The same news report states that Warren “has previously identified as Native American, according to reports.”
A 16 September 2012 news report by the Boston Globe states, “Warren acknowledged that she had identified herself as a minority in a legal directory for nearly a decade . . .”
A 17 May 2012 news report by the Boston Herald says the following:
Elizabeth Warren was touting her claim of Cherokee heritage as early as 1984, according to a cookbook titled “Pow Wow Chow” edited by her cousin that includes Warren’s recipes for a savory crab omelet and spicy barbecued beans.
The cookbook, edited by Warren’s cousin Candy Rowsey, is a compilation of “special recipes passed down through the Five Tribes families,” according to the introduction in a copy obtained by the Herald.
Warren, who has been under fire for claiming Indian lineage despite a lack of documentation, is identified as “Elizabeth Warren, Cherokee” under each of five recipes she contributes in the cookbook, published in 1984 by the Five Civilized Tribes Museum located in Muskogee.
If Native Americans are people of color, and if Warren now says that she isn’t a person of color, then she lied when she previously claimed to be Cherokee.
This issue isn’t a partisan issue. Even Democrats should be able to tell that Warren lied previously.
If one doesn’t have an ancestor who obtained a Dawes Commission roll number, then one cannot legitimately identify one’s self as Cherokee no matter what is in the folklore of one’s family. That much is taught in Oklahoma’s public schools.

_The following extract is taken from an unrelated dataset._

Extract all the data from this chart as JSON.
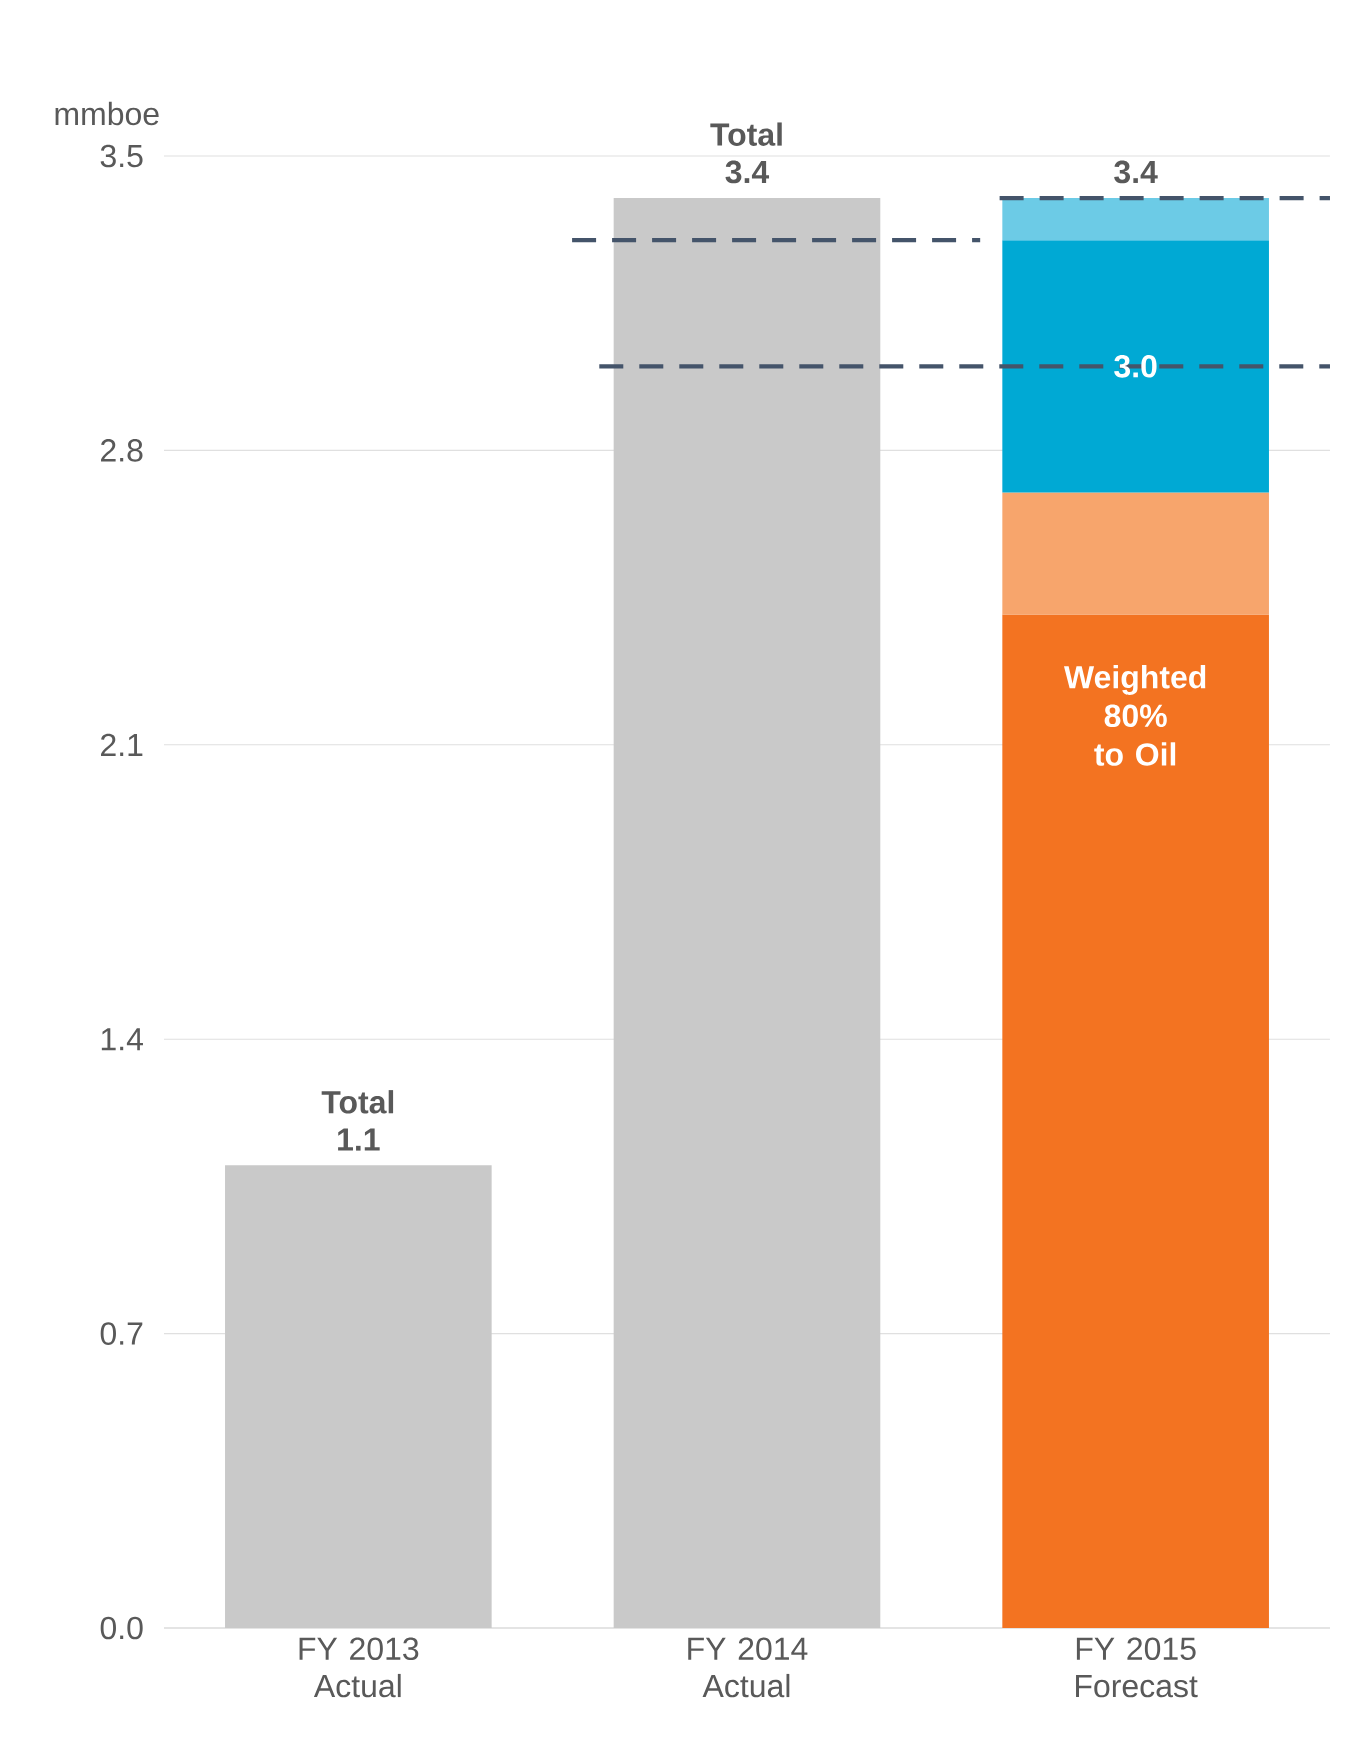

Yet, Warren identified herself as Cherokee until she entered politics, and she knew that she wasn’t a member of the Cherokee nation.
In a commentary published by the Huffington Post, Cherokee Nation member Rebecca Nagle writes, “She [Warren] has had ample opportunity to make her mistake of falsely claiming to be Cherokee – both as a law professor and, more awkwardly, as a cookbook plagiarist – a minor issue in 2020. Yet her hardheadedness has only worsened the initial offense.”